Hágase saber a las partes que esta sentencia no es firme y que contra la misma, cabe recurso extraordinario por infracción procesal y/o recurso de casación en los casos previstos en los arts. 468 y ss. de la Ley de Enjuiciamiento Civil que deberán ser interpuestos en un plazo de VEINTE DÍAS contados a partir del siguiente al de su notificación para ser resueltos, según los casos, por la Sala Civil y Penal del Tribunal Superior de Justicia de la Comunidad Valenciana o por la Sala de lo Civil del Tribunal Supremo.
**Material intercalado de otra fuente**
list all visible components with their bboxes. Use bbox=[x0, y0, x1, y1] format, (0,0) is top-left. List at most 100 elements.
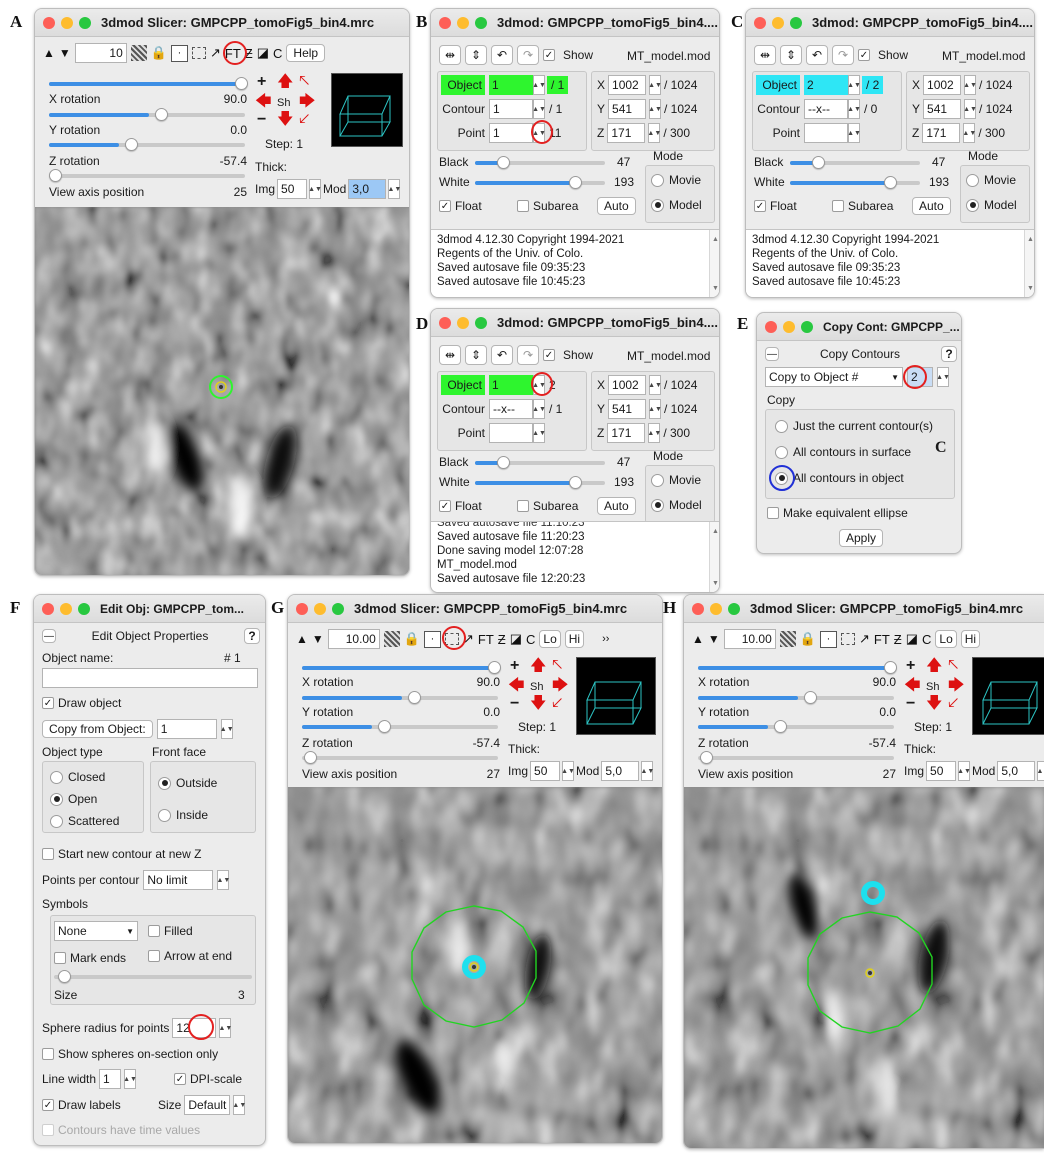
x-spinner[interactable]: ▲▼ bbox=[648, 75, 662, 95]
close-icon[interactable] bbox=[692, 602, 704, 615]
contour-field[interactable]: 1 bbox=[489, 99, 533, 119]
show-checkbox[interactable]: ✓ bbox=[858, 49, 870, 61]
draw-object-checkbox[interactable]: ✓ Draw object bbox=[42, 696, 122, 710]
x-spinner[interactable]: ▲▼ bbox=[963, 75, 977, 95]
zoom-up-icon[interactable]: ▲ bbox=[296, 632, 308, 646]
movie-radio[interactable]: Movie bbox=[651, 173, 701, 187]
movie-icon[interactable]: ⇹ bbox=[439, 345, 461, 365]
view-axis-slider[interactable] bbox=[698, 751, 894, 764]
show-checkbox[interactable]: ✓ bbox=[543, 49, 555, 61]
movie-radio[interactable]: Movie bbox=[966, 173, 1016, 187]
center-point-icon[interactable]: · bbox=[170, 44, 188, 62]
hi-button[interactable]: Hi bbox=[960, 630, 981, 648]
zap-icon[interactable]: Ƶ bbox=[244, 45, 253, 61]
auto-button[interactable]: Auto bbox=[912, 197, 951, 215]
arrow-down-left-icon[interactable]: 🡗 bbox=[948, 695, 959, 712]
plus-icon[interactable]: + bbox=[257, 73, 267, 90]
auto-button[interactable]: Auto bbox=[597, 197, 636, 215]
radio-closed[interactable]: Closed bbox=[50, 770, 105, 784]
movie-icon[interactable]: ⇹ bbox=[439, 45, 461, 65]
label-size-spinner[interactable]: ▲▼ bbox=[232, 1095, 246, 1115]
z-rotation-slider[interactable] bbox=[49, 138, 245, 151]
z-spinner[interactable]: ▲▼ bbox=[647, 423, 661, 443]
subarea-checkbox[interactable]: Subarea bbox=[517, 199, 578, 213]
sphere-radius-spinner[interactable]: ▲▼ bbox=[218, 1018, 232, 1038]
arrow-up-left-icon[interactable]: 🡔 bbox=[948, 657, 959, 674]
mark-ends-checkbox[interactable]: Mark ends bbox=[54, 951, 126, 965]
contour-spinner[interactable]: ▲▼ bbox=[532, 99, 546, 119]
tomogram-view[interactable] bbox=[35, 207, 409, 575]
image-save-icon[interactable]: ◪ bbox=[509, 631, 523, 646]
minus-icon[interactable]: − bbox=[906, 695, 916, 712]
ft-button[interactable]: FT bbox=[477, 631, 494, 647]
img-spinner[interactable]: ▲▼ bbox=[308, 179, 322, 199]
white-slider[interactable] bbox=[475, 476, 605, 489]
object-spinner[interactable]: ▲▼ bbox=[532, 75, 546, 95]
x-field[interactable]: 1002 bbox=[923, 75, 962, 95]
object-field[interactable]: 1 bbox=[489, 375, 533, 395]
y-rotation-slider[interactable] bbox=[49, 108, 245, 121]
zoom-down-icon[interactable]: ▼ bbox=[58, 46, 71, 60]
lo-button[interactable]: Lo bbox=[935, 630, 957, 648]
y-field[interactable]: 541 bbox=[923, 99, 962, 119]
arrow-icon[interactable]: ↗ bbox=[462, 631, 474, 646]
log-scrollbar[interactable]: ▲ ▼ bbox=[709, 230, 719, 297]
copied-point-marker[interactable] bbox=[462, 955, 486, 979]
help-button[interactable]: ? bbox=[941, 346, 957, 362]
y-rotation-slider[interactable] bbox=[698, 691, 894, 704]
contour-spinner[interactable]: ▲▼ bbox=[532, 399, 546, 419]
x-spinner[interactable]: ▲▼ bbox=[648, 375, 662, 395]
img-spinner[interactable]: ▲▼ bbox=[561, 761, 575, 781]
zoom-down-icon[interactable]: ▼ bbox=[707, 632, 720, 646]
object-field[interactable]: 1 bbox=[489, 75, 533, 95]
texture-icon[interactable] bbox=[779, 631, 796, 647]
arrow-up-icon[interactable]: 🡅 bbox=[530, 657, 547, 674]
lock-icon[interactable]: 🔒 bbox=[150, 45, 167, 60]
movie-icon[interactable]: ⇹ bbox=[754, 45, 776, 65]
plus-icon[interactable]: + bbox=[510, 657, 520, 674]
img-field[interactable]: 50 bbox=[530, 761, 561, 781]
zoom-icon[interactable] bbox=[801, 320, 813, 333]
x-rotation-slider[interactable] bbox=[49, 77, 248, 90]
copy-from-field[interactable]: 1 bbox=[156, 719, 217, 739]
model-radio[interactable]: Model bbox=[966, 198, 1017, 212]
redo-icon[interactable]: ↷ bbox=[517, 345, 539, 365]
symbol-size-slider[interactable] bbox=[54, 970, 252, 983]
object-spinner[interactable]: ▲▼ bbox=[847, 75, 861, 95]
help-button[interactable]: ? bbox=[244, 628, 260, 644]
radio-inside[interactable]: Inside bbox=[158, 808, 208, 822]
zoom-icon[interactable] bbox=[79, 16, 91, 29]
z-field[interactable]: 171 bbox=[607, 123, 646, 143]
new-contour-checkbox[interactable]: Start new contour at new Z bbox=[42, 847, 201, 861]
arrow-right-icon[interactable]: 🡆 bbox=[948, 677, 965, 694]
float-checkbox[interactable]: ✓ Float bbox=[439, 199, 482, 213]
ft-button[interactable]: FT bbox=[873, 631, 890, 647]
black-slider[interactable] bbox=[790, 156, 920, 169]
arrow-right-icon[interactable]: 🡆 bbox=[552, 677, 569, 694]
apply-button[interactable]: Apply bbox=[839, 529, 884, 547]
lock-icon[interactable]: 🔒 bbox=[799, 631, 816, 646]
sh-button[interactable]: Sh bbox=[530, 681, 544, 693]
contour-spinner[interactable]: ▲▼ bbox=[847, 99, 861, 119]
draw-labels-checkbox[interactable]: ✓ Draw labels bbox=[42, 1098, 121, 1112]
z-spinner[interactable]: ▲▼ bbox=[647, 123, 661, 143]
close-icon[interactable] bbox=[765, 320, 777, 333]
log-scrollbar[interactable]: ▲ ▼ bbox=[1024, 230, 1034, 297]
undo-icon[interactable]: ↶ bbox=[491, 45, 513, 65]
image-save-icon[interactable]: ◪ bbox=[905, 631, 919, 646]
center-point-icon[interactable]: · bbox=[819, 630, 837, 648]
arrow-down-icon[interactable]: 🡇 bbox=[530, 695, 547, 712]
z-spinner[interactable]: ▲▼ bbox=[962, 123, 976, 143]
z-field[interactable]: 171 bbox=[922, 123, 961, 143]
contour-field[interactable]: --x-- bbox=[804, 99, 848, 119]
view-axis-slider[interactable] bbox=[49, 169, 245, 182]
rubberband-icon[interactable] bbox=[840, 633, 855, 645]
hi-button[interactable]: Hi bbox=[564, 630, 585, 648]
arrow-up-icon[interactable]: 🡅 bbox=[277, 73, 294, 90]
model-radio[interactable]: Model bbox=[651, 498, 702, 512]
y-spinner[interactable]: ▲▼ bbox=[963, 99, 977, 119]
undo-icon[interactable]: ↶ bbox=[491, 345, 513, 365]
radio-current-contour[interactable]: Just the current contour(s) bbox=[775, 419, 933, 433]
zoom-down-icon[interactable]: ▼ bbox=[311, 632, 324, 646]
zoom-field[interactable]: 10.00 bbox=[723, 629, 776, 649]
Junto con el escrito de interposición de los recursos antedichos deberán aportarse, en su caso, los siguientes documentos, sin los cuales no se admitirán a trámite: 1º Justificante de ingreso de depósito por importe de CINCUENTA EUROS (50.- €) en la 'Cuenta de Depósitos y Consignaciones' de este Tribunal nº 3575 indicando el 'concepto 04' para el recurso extraordinario por infracción procesal y el 'concepto 06' para el recurso de casación.
2º Caso de ser procedente, el modelo 696 de autoliquidación de la tasa por el ejercicio de la jurisdicción prevista en la Ley 10/2012, de 20 de noviembre, y normativa que la desarrolla.
Así, por esta nuestra sentencia definitiva que, fallando en grado de apelación, lo pronunciamos, mandamos y firmamos.
PUBLICACIÓN.- La anterior resolución ha sido leída y publicada en el día de su fecha por el Iltmo Sr.
Ponente, estando la Sala reunida en Audiencia Pública, doy fé.